Winter in Northwest Florida has a way of shrinking your options. The wind blows, the water muddies up in the rivers, and the classic, clear, flat bite can feel like it is on pause. That is exactly where chatterbaits for winter redfish belong. When visibility is low, and fish are living tight to cover, you need a lure that fish can find with their lateral line, not just their eyes.
Brandon Barton of Emerald Waters Kayak Charters has been leaning on chatterbaits in the upper river systems for a simple reason. “That thing just makes a lot more noise, a lot more vibration in the water, and it seems to trigger a lot of bites.” In stained water, vibration is not a bonus. It is often the whole deal.
Where to Throw It
The mistake a lot of saltwater anglers make is treating a chatterbait like a deep-water tool. Brandon is fishing it like a bass fisherman would, right in the grass where redfish want to be when the river is dirty. “You’re going to find the area that’s got a lot of grass, and you’re going to throw it up in the grass and kind of rip it through the grass,” he said. That is a winter redfish pattern in one sentence, even if it looks very different from the clear-water setups anglers often associate with sight-fishing winter redfish. Submerged grass edges, little stretches of bank grass that are underwater, and any line where fish can ambush in low visibility are high percentage spots.
What the Bait is Doing for You
If you have thrown gold spoons for reds, the logic will feel familiar. Chatterbaits are just a louder version of the same concept. Brandon put it plainly. “Red fish love vibration. Gold spoons have always been a go-to for red fish.” In muddy water, that thump and flash let the fish locate the lure faster and commit.

As far as what it is imitating, Brandon keeps it grounded. It has a baitfish profile, but it is really about presence and signal. “It’s just kind of mimicking a bait fish, the profile of bait fish and the movement,” he said, “but it’s got a lot of vibration and a lot of flash with the skirt and the blade.” In dirty river water, that combination is the difference between fishing blind and fishing with a lure that announces itself.
How to Work a Chatterbait Through Submerged Grass
Where chatterbaits really shine is the retrieve. This is not a cast and wind presentation. Brandon is intentionally letting the bait interact with the cover, then using that moment of escape to trigger a reaction. “Letting it fall to the bottom and kind of doing a rip, a lift up to where I feel that vibration,” he said, then letting it drop again. He also described the exact move that triggers bites for a lot of anglers. “Get stuck in the grass, rip it out, let it fall back down, rip it out.” That burst free looks like prey panicking. In winter, when fish may not want to roam far, that is often what gets them to eat.
Trailers and Scent
Trailers matter, mostly for sink rate and how the lure rides through the grass. Paddle tails can slow the fall, straight tails get down faster, and in winter, you are tuning the bait to stay in the strike zone without burying it in vegetation. The best way to think about it is this. You are not just choosing a color.
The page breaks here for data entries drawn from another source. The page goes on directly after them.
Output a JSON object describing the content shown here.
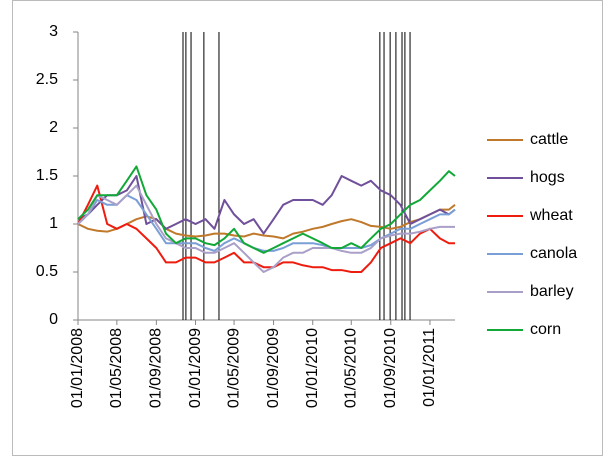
{
  "chart_data": {
    "type": "line",
    "x": [
      "01/01/2008",
      "01/02/2008",
      "01/03/2008",
      "01/04/2008",
      "01/05/2008",
      "01/06/2008",
      "01/07/2008",
      "01/08/2008",
      "01/09/2008",
      "01/10/2008",
      "01/11/2008",
      "01/12/2008",
      "01/01/2009",
      "01/02/2009",
      "01/03/2009",
      "01/04/2009",
      "01/05/2009",
      "01/06/2009",
      "01/07/2009",
      "01/08/2009",
      "01/09/2009",
      "01/10/2009",
      "01/11/2009",
      "01/12/2009",
      "01/01/2010",
      "01/02/2010",
      "01/03/2010",
      "01/04/2010",
      "01/05/2010",
      "01/06/2010",
      "01/07/2010",
      "01/08/2010",
      "01/09/2010",
      "01/10/2010",
      "01/11/2010",
      "01/12/2010",
      "01/01/2011",
      "01/02/2011",
      "01/03/2011",
      "20/03/2011"
    ],
    "series": [
      {
        "name": "cattle",
        "color": "#c0792b",
        "values": [
          1.0,
          0.95,
          0.93,
          0.92,
          0.95,
          1.0,
          1.05,
          1.08,
          1.05,
          0.95,
          0.9,
          0.88,
          0.87,
          0.88,
          0.9,
          0.9,
          0.88,
          0.87,
          0.9,
          0.88,
          0.87,
          0.85,
          0.9,
          0.92,
          0.95,
          0.97,
          1.0,
          1.03,
          1.05,
          1.02,
          0.98,
          0.97,
          0.95,
          0.97,
          1.02,
          1.05,
          1.1,
          1.15,
          1.15,
          1.2
        ]
      },
      {
        "name": "hogs",
        "color": "#70509a",
        "values": [
          1.05,
          1.1,
          1.2,
          1.3,
          1.3,
          1.35,
          1.5,
          1.0,
          1.05,
          0.95,
          1.0,
          1.05,
          1.0,
          1.05,
          0.95,
          1.25,
          1.1,
          1.0,
          1.05,
          0.9,
          1.05,
          1.2,
          1.25,
          1.25,
          1.25,
          1.2,
          1.3,
          1.5,
          1.45,
          1.4,
          1.45,
          1.35,
          1.3,
          1.2,
          1.0,
          1.05,
          1.1,
          1.15,
          1.1,
          1.15
        ]
      },
      {
        "name": "wheat",
        "color": "#ee1c0e",
        "values": [
          1.0,
          1.2,
          1.4,
          1.0,
          0.95,
          1.0,
          0.95,
          0.85,
          0.75,
          0.6,
          0.6,
          0.65,
          0.65,
          0.6,
          0.6,
          0.65,
          0.7,
          0.6,
          0.6,
          0.55,
          0.55,
          0.6,
          0.6,
          0.57,
          0.55,
          0.55,
          0.52,
          0.52,
          0.5,
          0.5,
          0.6,
          0.75,
          0.8,
          0.85,
          0.8,
          0.9,
          0.95,
          0.85,
          0.8,
          0.8
        ]
      },
      {
        "name": "canola",
        "color": "#7a9fd6",
        "values": [
          1.0,
          1.1,
          1.25,
          1.2,
          1.2,
          1.3,
          1.25,
          1.1,
          0.95,
          0.8,
          0.8,
          0.8,
          0.8,
          0.75,
          0.72,
          0.8,
          0.85,
          0.8,
          0.75,
          0.72,
          0.72,
          0.75,
          0.8,
          0.8,
          0.8,
          0.78,
          0.75,
          0.75,
          0.75,
          0.75,
          0.78,
          0.85,
          0.9,
          0.95,
          0.95,
          1.0,
          1.05,
          1.1,
          1.1,
          1.15
        ]
      },
      {
        "name": "barley",
        "color": "#a99fc8",
        "values": [
          1.0,
          1.1,
          1.3,
          1.25,
          1.2,
          1.3,
          1.4,
          1.2,
          1.0,
          0.85,
          0.8,
          0.75,
          0.75,
          0.7,
          0.7,
          0.75,
          0.8,
          0.7,
          0.6,
          0.5,
          0.55,
          0.65,
          0.7,
          0.7,
          0.75,
          0.75,
          0.75,
          0.72,
          0.7,
          0.7,
          0.75,
          0.85,
          0.88,
          0.9,
          0.9,
          0.92,
          0.95,
          0.97,
          0.97,
          0.97
        ]
      },
      {
        "name": "corn",
        "color": "#12a838",
        "values": [
          1.05,
          1.15,
          1.3,
          1.3,
          1.3,
          1.45,
          1.6,
          1.3,
          1.15,
          0.9,
          0.8,
          0.85,
          0.85,
          0.8,
          0.78,
          0.85,
          0.95,
          0.8,
          0.75,
          0.7,
          0.75,
          0.8,
          0.85,
          0.9,
          0.85,
          0.8,
          0.75,
          0.75,
          0.8,
          0.75,
          0.85,
          0.95,
          1.0,
          1.1,
          1.2,
          1.25,
          1.35,
          1.45,
          1.55,
          1.5
        ]
      }
    ],
    "vlines": [
      "23/11/2008",
      "02/12/2008",
      "18/12/2008",
      "27/01/2009",
      "15/03/2009",
      "29/07/2010",
      "11/08/2010",
      "30/08/2010",
      "17/09/2010",
      "06/10/2010",
      "15/10/2010",
      "31/10/2010"
    ],
    "vline_color": "#000000",
    "xlim": [
      "01/01/2008",
      "20/03/2011"
    ],
    "xticks": [
      "01/01/2008",
      "01/05/2008",
      "01/09/2008",
      "01/01/2009",
      "01/05/2009",
      "01/09/2009",
      "01/01/2010",
      "01/05/2010",
      "01/09/2010",
      "01/01/2011"
    ],
    "ylim": [
      0,
      3
    ],
    "yticks": [
      0,
      0.5,
      1,
      1.5,
      2,
      2.5,
      3
    ],
    "grid": false,
    "legend": "right"
  }
}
You are choosing how the bait behaves in the grass and how long it lives in front of the fish.

There is also a worthwhile product note here for anglers who care about squeezing every edge they can out of winter fishing. Brandon has been experimenting with Berkley’s saltwater chatterbait, the SlobberKnocker, because it incorporates scent. “Berkley makes a saltwater chatter bait called the slobber knocker that actually has a PowerBait,” he said, noting the skirt material is part of that scented system. Scent is not the main trigger on a chatterbait, and Brandon is honest about that. But if a redfish tracks the lure before committing, he believes scent can be the small nudge that turns a follow into a bite. “If he smells something that smells good, it might just give him a little more edge to bite it.”
The Winter Takeaway
If you want a simple decision rule, here it is. When the water is dirty, and you are around submerged grass where reds are using edges and pockets, tie on the loud tool. Chatterbaits for winter redfish shine in exactly those situations. You are not trying to finesse a bite out of a fish that cannot see well. You are trying to make a fish that can feel it commit. As Brandon has shown, a chatterbait gives you vibration, flash, and a retrieve style that triggers reaction strikes in the exact places winter redfish like to hide.